Wednesday, August 08, 2012

Online Scammers: Sophistication in Stupidity

Online fraud like the Nigerian Email Scam has been a growing billion industry, where victims has reportedly lost a hefty $9.3 billion in 2009 which has been up from $6.3 billion the year before.

Yet scammers ‘specialize’ on their predation, as their ‘marketing’ activities focus on duping on the most vulnerable of the society.

From the Wall Street Journal, (bold emphasis mine)

So why do the scammers persist in blanketing the world with outlandish propositions, announcing that they are from the very country whose name has become synonymous with online fraud?

Cormac Herley, a computer scientist at Microsoft Research who specializes in security issues, provides a convincing answer in a paper presented at a conference in Berlin and recently published on his website. In it, he analyzes the con mathematically, using an approach called signal detection theory. His crucial insight is to look at the situation not from the victim's point of view but from that of the scammers. Their challenge is to hook only people who will get sucked in deeply enough to send a significant amount of money—the "true positives." They must minimize the effort they devote to "false positives" (targets who might seem like dupes but are suspicious and/or never pay up).

It costs the scammers virtually nothing to spam the world, but it costs them a lot (especially in terms of time) to conduct all the follow-ups necessary to reel a sucker all the way in. The people behind "Captain Mbote" spent six months pursuing their quarry before he started wiring money to them.

A proposal offering a more realistic scenario might generate more replies, but most of them wouldn't pan out. The effort of sorting through them to find the real suckers would undermine the scheme's profitability. Instead, by screaming "This is another absurd instance of the familiar Nigerian scam," the fraudsters are filtering out what to them is spam—responses from suspicious people they don't want to deal with—and "letting through" only those most likely to play along. The fewer potential victims in the world, the more precisely the scammers must target them, and thus the more absurd and easy-to-spot the attacks should be.

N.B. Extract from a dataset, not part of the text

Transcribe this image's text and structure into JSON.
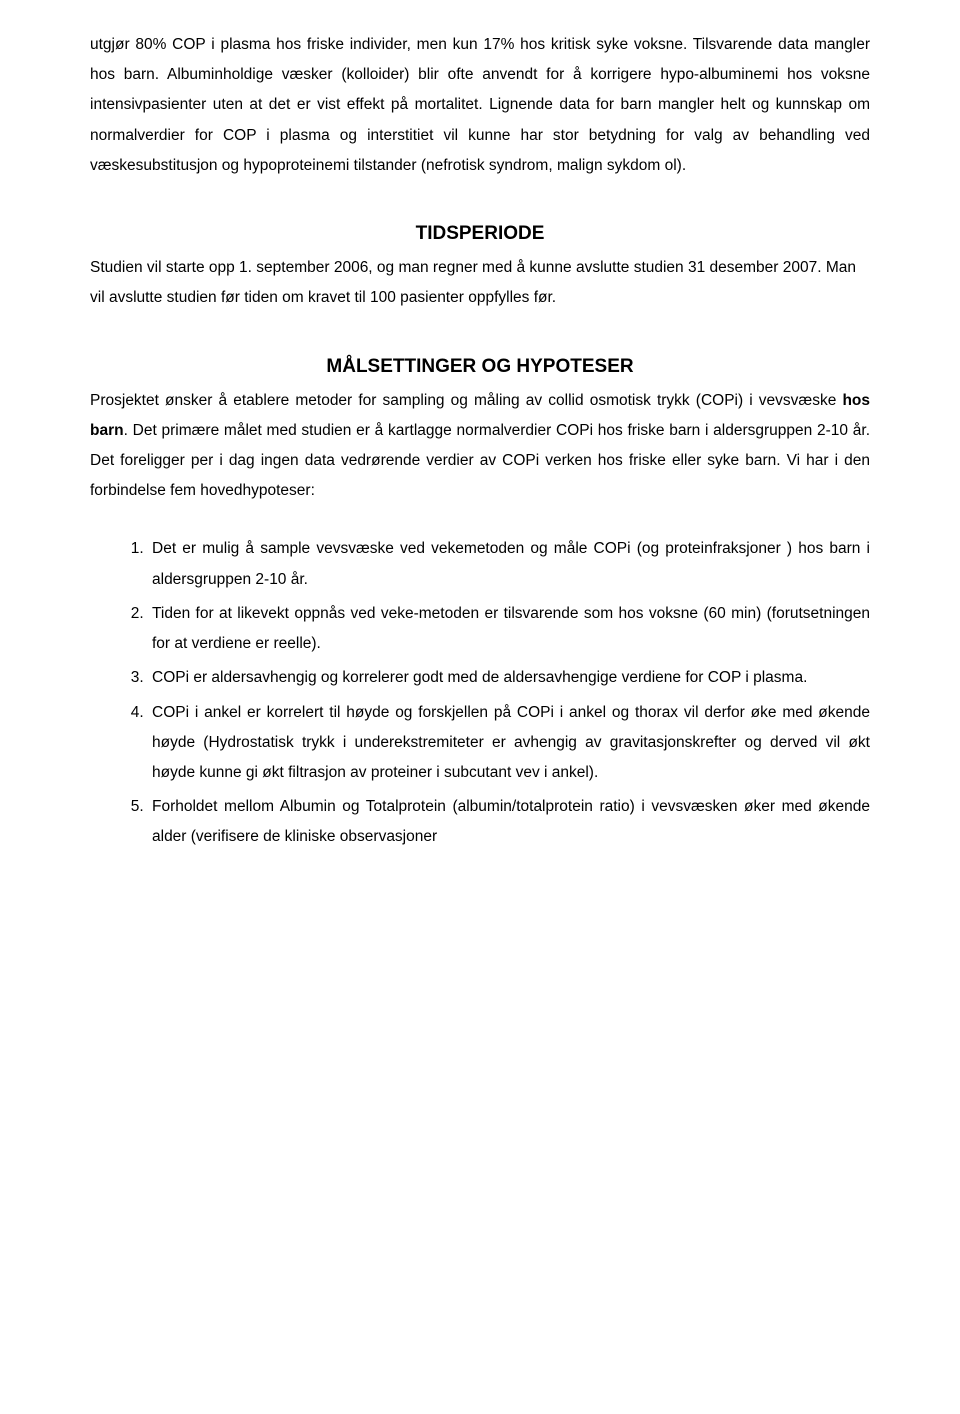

The Nigerian scammers aren't alone in using this approach. Phishing attacks, like the urgent emails from the "IT Support Team" requesting our passwords to avert some Internet calamity, are so hackneyed that they likely ensnare only the extremely naive or credulous.

Mr. Herley's analysis of the Nigerian scam suggests a counterintuitive way to fight back. Most efforts to reduce Internet fraud focus on reducing the number of people who reply to scammers—by educating users or by filtering out the scam emails. But some attacks inevitably slip through, and some Internet neophytes inevitably fall prey.

A more effective solution, Mr. Herley suggests, would require considering the goal of the scammers. Increasing the number of responses to their emails, he shows, can reduce profits, as long as those responses come from people who never send money. Such "scam baiters" already exist (the community website "419 Eater," named after the Nigerian law that governs fraud, offers tips and support). The more scam baiters, the lower the average return to the scammers on each attack and the less incentive they have to continue the scam.

Perhaps clever artificial intelligence researchers could create automated scam-baiter bots that would simulate gullible victims, drawing out the interaction as long as possible. The most convincing victim-bot would possess sophisticated knowledge of how the scammers think and behave—precisely the knowledge that tends to elude us when we look at the world only from our own perspective. Similarly, the profitability of phishing scams could be reduced by sending bogus account numbers and other data back to the scammers.

As Mr. Herley's paper shows, what seems stupid can actually be quite sophisticated. It's only by imagining the situation with the roles reversed that we can see what we've been missing.

The growing size of the illicit industry accounts for a sad state of societal affairs which means there have been that big a number of precision targets or "suckers" in the world.

Yet “something out of nothing” has been the basic trap laid out by scammers for unsuspecting victims.

Ironically, “something out of nothing” is the same principle that undergirds politics—only that they come in the jargon of “free lunch” or the “Santa Claus fund”.

The difference is that politics has been rationalized as having to provide the services of “public goods” whereas online scams have been outright frauds.

My guess is that these two may have important causal connections; personal responsibilities may have likely been relinquished for the dependence on the welfare state, making many people vulnerable and highly sensitive to predation.

Nevertheless, knowing what you are getting into, understanding that there is no such thing as a free lunch, critical thinking, conducting research to self-educate, and importantly, self discipline will always serve as the best insurance against fraud of any kind—online scammers, stock market (e.g. boiler rooms), Ponzi schemes and etc., and most importantly, against political tomfoolery.